El individuo, consciente de la existencia de la sociedad, desearía un Estado con la capacidad de defender la libertad como garantía de la expresión de su personalidad; un Estado que permitiera la convergencia y el respeto de las singularidades de cada uno de los individuos que lo integran.

El individuo, ese ser indiscutiblemente indivisible e identificable, mínimo elemento constituyente de la sociedad, tiene una aspiración inequívoca: disfrutar de la experiencia vital en la medida que él mismo decida ser quien es, o quien desee ser, relacionarse y desarrollar su personalidad.

No son pocos los peligros que se cruzan en su camino desde el mismo momento de su nacimiento, interponiéndose entre sus necesidades, objetivos y aspiraciones.
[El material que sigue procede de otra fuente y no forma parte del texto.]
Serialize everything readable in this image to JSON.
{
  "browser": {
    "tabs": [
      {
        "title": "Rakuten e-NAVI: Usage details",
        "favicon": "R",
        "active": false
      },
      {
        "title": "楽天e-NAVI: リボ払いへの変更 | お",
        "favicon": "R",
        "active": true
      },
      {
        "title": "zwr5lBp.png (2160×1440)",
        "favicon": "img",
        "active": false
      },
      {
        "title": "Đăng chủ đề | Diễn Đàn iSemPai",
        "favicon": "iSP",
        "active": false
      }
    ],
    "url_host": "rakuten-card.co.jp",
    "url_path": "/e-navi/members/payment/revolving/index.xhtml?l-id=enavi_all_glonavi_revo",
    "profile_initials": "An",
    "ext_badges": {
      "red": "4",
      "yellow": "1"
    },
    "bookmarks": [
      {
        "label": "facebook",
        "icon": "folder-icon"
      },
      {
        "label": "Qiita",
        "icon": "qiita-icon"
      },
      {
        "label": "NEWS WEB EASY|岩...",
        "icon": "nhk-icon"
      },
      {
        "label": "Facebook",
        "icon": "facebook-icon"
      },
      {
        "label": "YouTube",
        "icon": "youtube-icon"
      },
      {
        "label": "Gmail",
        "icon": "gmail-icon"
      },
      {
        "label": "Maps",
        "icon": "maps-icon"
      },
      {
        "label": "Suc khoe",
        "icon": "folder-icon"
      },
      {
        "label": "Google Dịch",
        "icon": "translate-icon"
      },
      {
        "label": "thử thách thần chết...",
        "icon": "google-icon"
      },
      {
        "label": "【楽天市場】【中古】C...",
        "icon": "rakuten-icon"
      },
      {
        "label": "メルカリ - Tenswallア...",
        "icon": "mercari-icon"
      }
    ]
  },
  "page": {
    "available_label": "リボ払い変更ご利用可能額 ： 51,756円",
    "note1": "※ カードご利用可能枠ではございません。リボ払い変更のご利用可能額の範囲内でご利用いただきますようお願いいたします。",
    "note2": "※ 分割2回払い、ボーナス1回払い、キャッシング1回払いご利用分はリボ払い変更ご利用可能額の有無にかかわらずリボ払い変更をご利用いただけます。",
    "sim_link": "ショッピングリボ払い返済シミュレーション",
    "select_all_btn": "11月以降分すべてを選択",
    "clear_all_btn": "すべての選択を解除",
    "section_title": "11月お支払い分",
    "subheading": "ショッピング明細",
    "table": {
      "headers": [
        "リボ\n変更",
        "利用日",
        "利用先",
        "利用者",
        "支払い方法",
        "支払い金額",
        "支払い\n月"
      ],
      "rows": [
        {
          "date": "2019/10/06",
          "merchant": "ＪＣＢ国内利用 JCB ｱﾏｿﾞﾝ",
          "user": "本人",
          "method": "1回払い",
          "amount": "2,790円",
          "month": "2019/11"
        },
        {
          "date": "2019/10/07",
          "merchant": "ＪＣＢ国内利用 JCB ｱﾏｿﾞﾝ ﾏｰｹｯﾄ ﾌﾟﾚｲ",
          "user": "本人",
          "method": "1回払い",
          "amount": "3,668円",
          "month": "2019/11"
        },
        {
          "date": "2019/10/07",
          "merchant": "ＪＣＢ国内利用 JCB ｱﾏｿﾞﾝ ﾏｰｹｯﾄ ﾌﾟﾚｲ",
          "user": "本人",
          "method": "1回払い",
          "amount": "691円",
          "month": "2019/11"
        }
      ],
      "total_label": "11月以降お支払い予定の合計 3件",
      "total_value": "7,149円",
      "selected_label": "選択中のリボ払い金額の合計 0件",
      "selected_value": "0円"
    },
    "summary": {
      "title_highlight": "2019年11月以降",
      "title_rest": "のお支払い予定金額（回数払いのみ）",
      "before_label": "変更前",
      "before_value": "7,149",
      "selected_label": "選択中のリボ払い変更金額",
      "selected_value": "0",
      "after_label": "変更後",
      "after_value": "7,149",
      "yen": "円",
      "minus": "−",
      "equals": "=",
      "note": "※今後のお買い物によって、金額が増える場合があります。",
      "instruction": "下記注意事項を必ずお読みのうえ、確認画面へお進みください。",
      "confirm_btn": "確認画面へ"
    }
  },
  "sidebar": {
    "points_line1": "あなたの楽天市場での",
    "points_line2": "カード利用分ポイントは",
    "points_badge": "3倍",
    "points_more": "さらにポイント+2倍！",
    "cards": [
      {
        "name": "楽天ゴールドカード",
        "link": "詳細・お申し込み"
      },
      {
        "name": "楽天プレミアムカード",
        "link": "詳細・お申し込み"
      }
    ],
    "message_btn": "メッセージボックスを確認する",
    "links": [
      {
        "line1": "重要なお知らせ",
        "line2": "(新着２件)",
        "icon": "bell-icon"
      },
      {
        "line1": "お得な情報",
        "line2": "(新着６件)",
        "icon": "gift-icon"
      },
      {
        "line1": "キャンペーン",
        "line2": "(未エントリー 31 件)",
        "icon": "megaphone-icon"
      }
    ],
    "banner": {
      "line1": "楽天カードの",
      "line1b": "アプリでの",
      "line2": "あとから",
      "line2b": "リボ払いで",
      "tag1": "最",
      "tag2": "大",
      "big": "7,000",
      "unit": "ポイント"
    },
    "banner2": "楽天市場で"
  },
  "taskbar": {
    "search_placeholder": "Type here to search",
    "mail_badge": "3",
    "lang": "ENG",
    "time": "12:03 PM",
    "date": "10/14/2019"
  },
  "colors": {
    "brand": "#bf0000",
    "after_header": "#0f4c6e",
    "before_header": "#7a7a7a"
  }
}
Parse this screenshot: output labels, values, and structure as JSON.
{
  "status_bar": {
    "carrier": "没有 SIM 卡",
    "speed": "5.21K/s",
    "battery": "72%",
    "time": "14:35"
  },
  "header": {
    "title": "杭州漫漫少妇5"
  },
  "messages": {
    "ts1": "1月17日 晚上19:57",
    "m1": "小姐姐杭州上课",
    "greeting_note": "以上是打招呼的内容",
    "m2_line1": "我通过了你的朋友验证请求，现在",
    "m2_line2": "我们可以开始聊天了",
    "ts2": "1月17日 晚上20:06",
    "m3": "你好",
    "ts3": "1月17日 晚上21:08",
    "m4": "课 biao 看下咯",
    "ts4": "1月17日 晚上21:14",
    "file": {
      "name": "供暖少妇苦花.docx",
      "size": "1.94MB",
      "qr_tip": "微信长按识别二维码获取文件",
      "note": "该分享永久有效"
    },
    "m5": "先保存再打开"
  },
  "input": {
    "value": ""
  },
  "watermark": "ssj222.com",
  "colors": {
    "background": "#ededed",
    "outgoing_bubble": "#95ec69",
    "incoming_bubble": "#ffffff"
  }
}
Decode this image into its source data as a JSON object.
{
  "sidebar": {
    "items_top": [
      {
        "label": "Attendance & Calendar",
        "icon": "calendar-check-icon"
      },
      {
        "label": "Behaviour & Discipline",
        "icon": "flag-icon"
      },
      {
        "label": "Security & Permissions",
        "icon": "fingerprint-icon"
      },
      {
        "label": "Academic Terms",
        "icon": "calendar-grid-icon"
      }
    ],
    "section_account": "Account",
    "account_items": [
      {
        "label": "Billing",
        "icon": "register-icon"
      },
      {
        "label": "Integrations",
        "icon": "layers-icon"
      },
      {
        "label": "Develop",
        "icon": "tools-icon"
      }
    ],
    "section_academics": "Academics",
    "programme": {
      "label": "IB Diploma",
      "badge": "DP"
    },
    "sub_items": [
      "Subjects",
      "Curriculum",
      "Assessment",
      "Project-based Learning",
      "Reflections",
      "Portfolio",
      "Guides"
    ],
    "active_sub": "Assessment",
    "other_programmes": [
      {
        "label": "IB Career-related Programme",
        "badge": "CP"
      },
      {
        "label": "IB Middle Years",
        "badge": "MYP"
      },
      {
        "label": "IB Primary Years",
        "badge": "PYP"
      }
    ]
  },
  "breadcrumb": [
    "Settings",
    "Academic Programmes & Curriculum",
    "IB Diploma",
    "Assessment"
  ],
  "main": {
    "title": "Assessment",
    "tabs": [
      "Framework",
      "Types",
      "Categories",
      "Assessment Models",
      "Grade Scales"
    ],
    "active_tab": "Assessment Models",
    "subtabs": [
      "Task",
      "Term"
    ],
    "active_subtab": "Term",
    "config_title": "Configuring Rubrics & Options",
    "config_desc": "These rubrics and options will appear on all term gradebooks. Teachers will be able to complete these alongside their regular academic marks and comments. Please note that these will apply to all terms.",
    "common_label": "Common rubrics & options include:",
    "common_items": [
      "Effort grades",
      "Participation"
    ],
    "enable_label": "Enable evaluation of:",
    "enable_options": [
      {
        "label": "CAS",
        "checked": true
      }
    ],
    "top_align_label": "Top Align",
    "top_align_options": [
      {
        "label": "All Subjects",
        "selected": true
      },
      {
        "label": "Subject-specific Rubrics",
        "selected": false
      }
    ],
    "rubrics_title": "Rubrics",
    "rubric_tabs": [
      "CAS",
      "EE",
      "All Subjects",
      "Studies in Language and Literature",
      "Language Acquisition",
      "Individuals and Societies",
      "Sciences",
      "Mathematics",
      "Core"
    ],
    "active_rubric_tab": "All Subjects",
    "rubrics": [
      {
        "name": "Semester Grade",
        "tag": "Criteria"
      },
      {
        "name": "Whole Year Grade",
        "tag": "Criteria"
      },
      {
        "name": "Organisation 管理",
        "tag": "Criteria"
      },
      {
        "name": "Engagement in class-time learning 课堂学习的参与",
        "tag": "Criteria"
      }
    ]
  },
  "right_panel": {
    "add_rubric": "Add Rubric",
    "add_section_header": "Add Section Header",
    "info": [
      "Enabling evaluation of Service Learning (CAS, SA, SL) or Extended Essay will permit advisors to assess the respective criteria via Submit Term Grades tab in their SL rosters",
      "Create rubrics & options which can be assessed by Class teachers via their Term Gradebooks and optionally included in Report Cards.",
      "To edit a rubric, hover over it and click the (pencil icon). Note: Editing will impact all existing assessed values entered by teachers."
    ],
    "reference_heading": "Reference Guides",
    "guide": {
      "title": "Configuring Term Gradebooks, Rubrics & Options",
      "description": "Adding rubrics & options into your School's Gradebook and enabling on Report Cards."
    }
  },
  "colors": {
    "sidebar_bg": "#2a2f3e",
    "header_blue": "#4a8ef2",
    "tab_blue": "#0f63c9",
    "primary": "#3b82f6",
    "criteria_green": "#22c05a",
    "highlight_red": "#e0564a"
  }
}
Hasta en el hogar, su propia familia supone, en muchos casos, el primero de sus retos. Así, la insoportable necesidad de algunos padres de sentirse orgullosos de sus hijos limita y puede llegar a frenar el desarrollo de la personalidad de estos, que se enfrentan a sus progenitores, incluso de una manera agresiva y violenta, por el derecho a ser quienes son. De la misma manera, el ser humano adulto, como partícipe e integrante de una sociedad, y una nación, a menudo lucha por el mismo propósito que en su entorno familiar.

Desde el momento del nacimiento, las circunstancias familiares, económicas, sociales, culturales, políticas y religiosas, así como los mitos, costumbres y creencias, determinan el escenario en el que se desarrollará la vida de la persona, que reprimirá, en muchos casos, la evolución de la personalidad en beneficio de una identidad colectiva.

Podría decirse y, en efecto, así puede comprobarse, que la nación es, en gran medida, una extensión de la familia, pues actúa del mismo modo que muchos progenitores que piensan que sus hijos son una prolongación o continuidad de sí mismos, y temen sentirse avergonzados por sus actos como si fueran propios. ¿Dónde quedan entonces el individuo y sus sueños?

La humanidad y el individuo tienen la capacidad de evolucionar en múltiples aspectos. Actualmente, aún, las posibilidades de evolución de ambos dependen, irremediablemente y en primer lugar, de las coordenadas espaciotemporales y la evolución solo puede empezar en el momento de su existencia. La humanidad apareció hace millones de años y las sociedades que la integran no son uniformes en el progreso político ni cultural. Sin embargo, cada ser humano viene a la vida en un momento determinado, la especie existía mucho antes que él y gran parte de sus contemporáneos ya estaban hacía tiempo a su llegada… Por otro lado, presenta la singularidad de poder adelantar el desarrollo colectivo de su entorno. ¿Qué ocurre entonces en este caso?

El individuo, consciente de la existencia de la sociedad, desearía un Estado con la capacidad de defender la libertad como garantía de la expresión de su personalidad; un Estado que permitiera la convergencia y el respeto de las singularidades de cada uno de los individuos que lo integran.

Resulta difícil vislumbrar si existe una tendencia histórica, en el sentido social y político, que pueda determinar un desarrollo sincronizado, coherente y convergente de ambos entes, la persona y el Estado. Los dos parecen depender del progreso de la naturaleza racional humana que, por ende, es la que determina realmente la existencia de la historia de la humanidad.

La oposición a uno y otro se identifica por otros aspectos de la naturaleza humana: la ignorancia, la intolerancia, el egoísmo, la envidia, la codicia, la prepotencia, la inconsciencia, la brutalidad, el salvajismo y la crueldad.

Hoy, este Estado no existe como tal, pero puede crearse y, siendo esencialmente bueno, debe convertirse en realidad.